One of the drawings I completed, I will post a small detail of here, as a little "teaser."  The whole drawing is a two-page spread, so this is mostly the left-page side. Perhaps I will post the rest of it another time...or perhaps you will need to wait for the book to come out. For now, I will let your imagination try to fill in the blanks as to why this barber is laying down behind his chair. 

Monday, January 6, 2014

Sketches: Professor Stitch-Wicket

One of the longer "epic" poems which I've written for the book is The Great Epic Journey of Professor Stitch-Wicket, about an elderly professor who lives in the woods and embarks on a quest. The poem itself will likely be spread over several pages along with its illustrations.

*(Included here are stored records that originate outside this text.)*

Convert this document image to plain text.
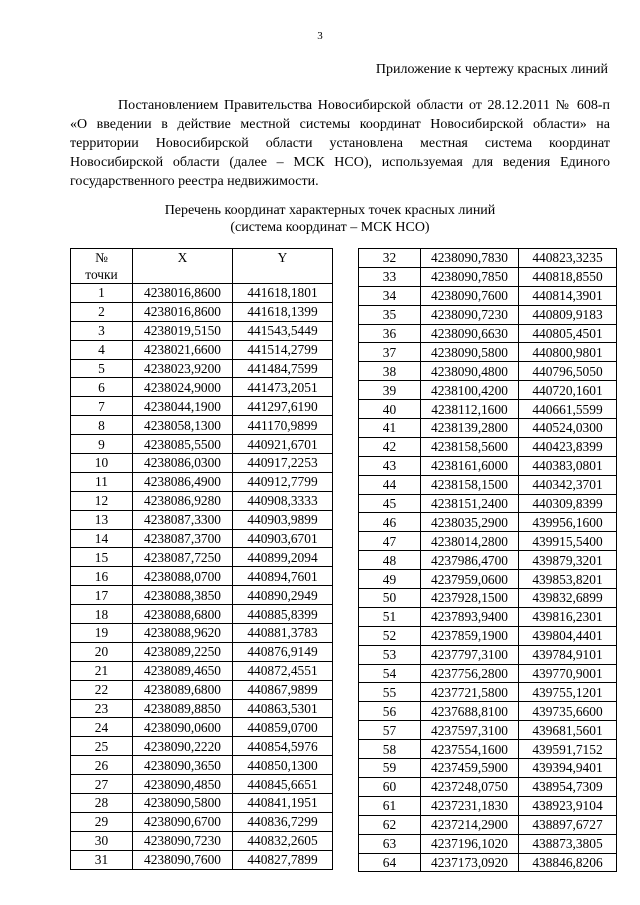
3
Приложение к чертежу красных линий
Постановлением Правительства Новосибирской области от 28.12.2011 № 608-п «О введении в действие местной системы координат Новосибирской области» на территории Новосибирской области установлена местная система координат Новосибирской области (далее – МСК НСО), используемая для ведения Единого государственного реестра недвижимости.
Перечень координат характерных точек красных линий
(система координат – МСК НСО)
№
точки	X	Y
1	4238016,8600	441618,1801
2	4238016,8600	441618,1399
3	4238019,5150	441543,5449
4	4238021,6600	441514,2799
5	4238023,9200	441484,7599
6	4238024,9000	441473,2051
7	4238044,1900	441297,6190
8	4238058,1300	441170,9899
9	4238085,5500	440921,6701
10	4238086,0300	440917,2253
11	4238086,4900	440912,7799
12	4238086,9280	440908,3333
13	4238087,3300	440903,9899
14	4238087,3700	440903,6701
15	4238087,7250	440899,2094
16	4238088,0700	440894,7601
17	4238088,3850	440890,2949
18	4238088,6800	440885,8399
19	4238088,9620	440881,3783
20	4238089,2250	440876,9149
21	4238089,4650	440872,4551
22	4238089,6800	440867,9899
23	4238089,8850	440863,5301
24	4238090,0600	440859,0700
25	4238090,2220	440854,5976
26	4238090,3650	440850,1300
27	4238090,4850	440845,6651
28	4238090,5800	440841,1951
29	4238090,6700	440836,7299
30	4238090,7230	440832,2605
31	4238090,7600	440827,7899
32	4238090,7830	440823,3235
33	4238090,7850	440818,8550
34	4238090,7600	440814,3901
35	4238090,7230	440809,9183
36	4238090,6630	440805,4501
37	4238090,5800	440800,9801
38	4238090,4800	440796,5050
39	4238100,4200	440720,1601
40	4238112,1600	440661,5599
41	4238139,2800	440524,0300
42	4238158,5600	440423,8399
43	4238161,6000	440383,0801
44	4238158,1500	440342,3701
45	4238151,2400	440309,8399
46	4238035,2900	439956,1600
47	4238014,2800	439915,5400
48	4237986,4700	439879,3201
49	4237959,0600	439853,8201
50	4237928,1500	439832,6899
51	4237893,9400	439816,2301
52	4237859,1900	439804,4401
53	4237797,3100	439784,9101
54	4237756,2800	439770,9001
55	4237721,5800	439755,1201
56	4237688,8100	439735,6600
57	4237597,3100	439681,5601
58	4237554,1600	439591,7152
59	4237459,5900	439394,9401
60	4237248,0750	438954,7309
61	4237231,1830	438923,9104
62	4237214,2900	438897,6727
63	4237196,1020	438873,3805
64	4237173,0920	438846,8206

These scans of my sketchbook show the process of his character design. (Click images to see larger)

My earliest drawings here show him as being a bit too Gandalf-ish, and more like a wizard than a professor. I like the guy on the far right a lot, but decided he looks too urban. He might be a great character for another story that takes place in a strange city, but doesn't seem like he would live in a forest.

Exploring further in another direction, this guy on the left is leaning too close to a Sigmund Freud-type....once again, might be good as a city-dwelling professor, but not someone close to the earth who talks to animals.

I continued playing with different outfits and hats, but still too much like "Gandalf in the City."

Upon further playing and sketching, and the advice of my friend Luke who suggested a "wool elbow patch sweater and hip waders, more like a biologist," I ended up with the guy on the bottom right, who seems to fit much better. I haven't done any final illustrations of the Professor just yet, only sketches, but when the time is right, he will be realized into fuller form for his "epic journey."